Hindsight adds Firefox support!

A new Hindsight release is here! v2026.06 includes:

  • Support for parsing Mozilla Firefox artifacts! This is the first non-Chromium-based browser supported by Hindsight
  • Parsing Service Worker-related data
  • Enhanced extension handling (reworked XLSX tab and more parsed info)
  • Better downloads parsing (more columns and reading shared_proto_db)

There's also many other smaller changes and fixes; check out the complete release notes for more details. Read on for more details on the new features!

Firefox Support

Hindsight can now parse artifacts from Mozilla Firefox! This brings Hindsight closer to being a comprehensive browser forensics tool. I would like to thank Steven R. Schiavone of the Westchester County District Attorney's Office for contributing this to Hindsight; it's wonderful to have users contribute new features to the tool.

Parsed artifacts from all browser profiles are merged into a single "Timeline" tab in the XLSX output, letting investigators more easily see cross-browser user activity. This is similar to how Hindsight previously handled parsing multiple Chrome profiles; now it's expanded to multiple browsers!

Artifacts with similar functions are labeled with the same row type (url, cookie (created), autofill, and so on) to enable investigators to easily scan or filter cross-browser.

Service Workers

Service workers do a lot in modern browsers, including caching, syncing, push notifications, letting (some) sites work offline, and enabling browser extensions (see next section). I haven't seen much (any?) research on them from a forensics and parsing perspective, so it was a fun side project to dive into these a bit more.

There's a new "Service Workers" tab in the XLSX output that shows the new data; it's organized in a hierarchy, starting with the origin (it's all extension origins in the screenshot, but doesn't have to be), then the registration, and finally any resources. This is all parsed from a Service Workers\Database LevelDB, so we can get some historical (and deleted) records as well (all the light gray rows in the screenshot).

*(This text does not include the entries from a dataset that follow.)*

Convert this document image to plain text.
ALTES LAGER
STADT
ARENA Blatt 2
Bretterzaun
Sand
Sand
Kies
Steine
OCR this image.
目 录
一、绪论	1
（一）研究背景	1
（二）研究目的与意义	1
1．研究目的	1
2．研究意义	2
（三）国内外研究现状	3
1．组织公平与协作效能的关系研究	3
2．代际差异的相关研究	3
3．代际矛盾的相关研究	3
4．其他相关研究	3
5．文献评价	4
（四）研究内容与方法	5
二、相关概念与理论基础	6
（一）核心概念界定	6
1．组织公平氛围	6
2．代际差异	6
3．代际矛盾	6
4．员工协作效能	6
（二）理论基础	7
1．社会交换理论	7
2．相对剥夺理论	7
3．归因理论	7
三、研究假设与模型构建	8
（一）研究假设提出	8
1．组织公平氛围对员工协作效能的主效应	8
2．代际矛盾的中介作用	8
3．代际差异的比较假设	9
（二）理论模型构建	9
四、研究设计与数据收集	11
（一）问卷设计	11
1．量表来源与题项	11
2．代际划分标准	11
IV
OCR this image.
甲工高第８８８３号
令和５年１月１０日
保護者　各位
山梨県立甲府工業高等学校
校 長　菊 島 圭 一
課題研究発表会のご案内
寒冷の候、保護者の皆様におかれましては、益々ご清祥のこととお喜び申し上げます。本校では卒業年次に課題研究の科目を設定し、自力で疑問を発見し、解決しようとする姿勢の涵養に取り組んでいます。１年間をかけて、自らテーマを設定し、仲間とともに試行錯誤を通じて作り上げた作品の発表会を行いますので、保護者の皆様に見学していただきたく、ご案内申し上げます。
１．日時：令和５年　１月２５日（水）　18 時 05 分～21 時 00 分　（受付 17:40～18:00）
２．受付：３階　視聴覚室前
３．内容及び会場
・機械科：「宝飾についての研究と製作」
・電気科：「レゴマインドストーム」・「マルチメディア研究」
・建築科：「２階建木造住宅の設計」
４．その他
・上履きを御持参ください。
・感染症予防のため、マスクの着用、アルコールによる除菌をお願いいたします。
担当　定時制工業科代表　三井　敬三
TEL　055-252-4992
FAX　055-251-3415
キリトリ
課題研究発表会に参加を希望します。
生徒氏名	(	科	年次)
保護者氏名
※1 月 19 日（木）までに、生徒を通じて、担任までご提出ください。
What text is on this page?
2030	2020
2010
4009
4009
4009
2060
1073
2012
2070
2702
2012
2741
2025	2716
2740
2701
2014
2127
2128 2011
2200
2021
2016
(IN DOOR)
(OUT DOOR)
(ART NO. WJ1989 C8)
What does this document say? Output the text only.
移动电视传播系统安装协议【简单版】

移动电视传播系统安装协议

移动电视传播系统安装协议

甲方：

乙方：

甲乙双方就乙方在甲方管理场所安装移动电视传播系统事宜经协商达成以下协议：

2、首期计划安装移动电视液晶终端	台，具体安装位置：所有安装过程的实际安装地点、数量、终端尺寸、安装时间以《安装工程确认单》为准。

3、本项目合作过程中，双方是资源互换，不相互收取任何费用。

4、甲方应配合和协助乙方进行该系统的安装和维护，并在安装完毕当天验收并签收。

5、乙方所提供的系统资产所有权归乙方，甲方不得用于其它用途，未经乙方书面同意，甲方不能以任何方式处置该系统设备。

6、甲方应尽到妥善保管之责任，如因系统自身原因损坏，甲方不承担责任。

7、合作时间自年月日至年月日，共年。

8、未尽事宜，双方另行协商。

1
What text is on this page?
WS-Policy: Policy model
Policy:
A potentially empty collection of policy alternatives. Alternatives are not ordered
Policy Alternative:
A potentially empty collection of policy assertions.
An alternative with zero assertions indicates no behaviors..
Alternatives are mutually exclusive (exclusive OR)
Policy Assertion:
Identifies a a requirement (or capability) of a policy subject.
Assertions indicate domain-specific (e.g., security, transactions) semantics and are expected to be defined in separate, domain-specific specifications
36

Enhanced Extension Handling

Extensions also got a refresh. The "Extensions" tab is now hierarchical as well, showing the extension name, ID, and install-related information as a top row, then permissions and any scripts or grants nested below it:

More Information on Downloads

There have been some new fields added to the downloads table in the History database in the past few years. Below is the list of new columns being parsed, along with the Chrome version they were introduced:

  • referrer (v29),
  • by_ext_id & by_ext_name (v30)
  • mime_type & original_mime_type (v37)
  • guid, hash , http_method, site_url, tab_url, tab_referrer_url (v51)
  • last_access_time, transient (v59)
  • by_web_app_id (v115)
  • url_chain : the redirect chain from downloads_url_chains is now collapsed into one entry per download (final hop is the download URL) instead of one row per hop

Hindsight now also parses the shared_proto_db, which has some unique fields not present in the History DB:

  • download_source (how the download was triggered, from download_pb.DownloadSource)
  • request_headers
  • fetched_via_service_worker
  • storage_partition

Not every download is recorded in both places, but some are. The shared_proto_db has internal things (like downloading extensions from the Web Store, and downloads made via internal APIs) that aren't present in the History downloads table.

Lastly, Hindsight now adds a download (opened) row with the last_access_time timestamp if the user opened the download via the browser.

Get Hindsight!

You can get Hindsight, view the code, and see the full change log on GitHub. Both the command line and web UI versions of this release are available as:

  • compiled binaries attached to the GitHub release
  • .py versions are available by pip install pyhindsight or downloading/cloning the GitHub repo.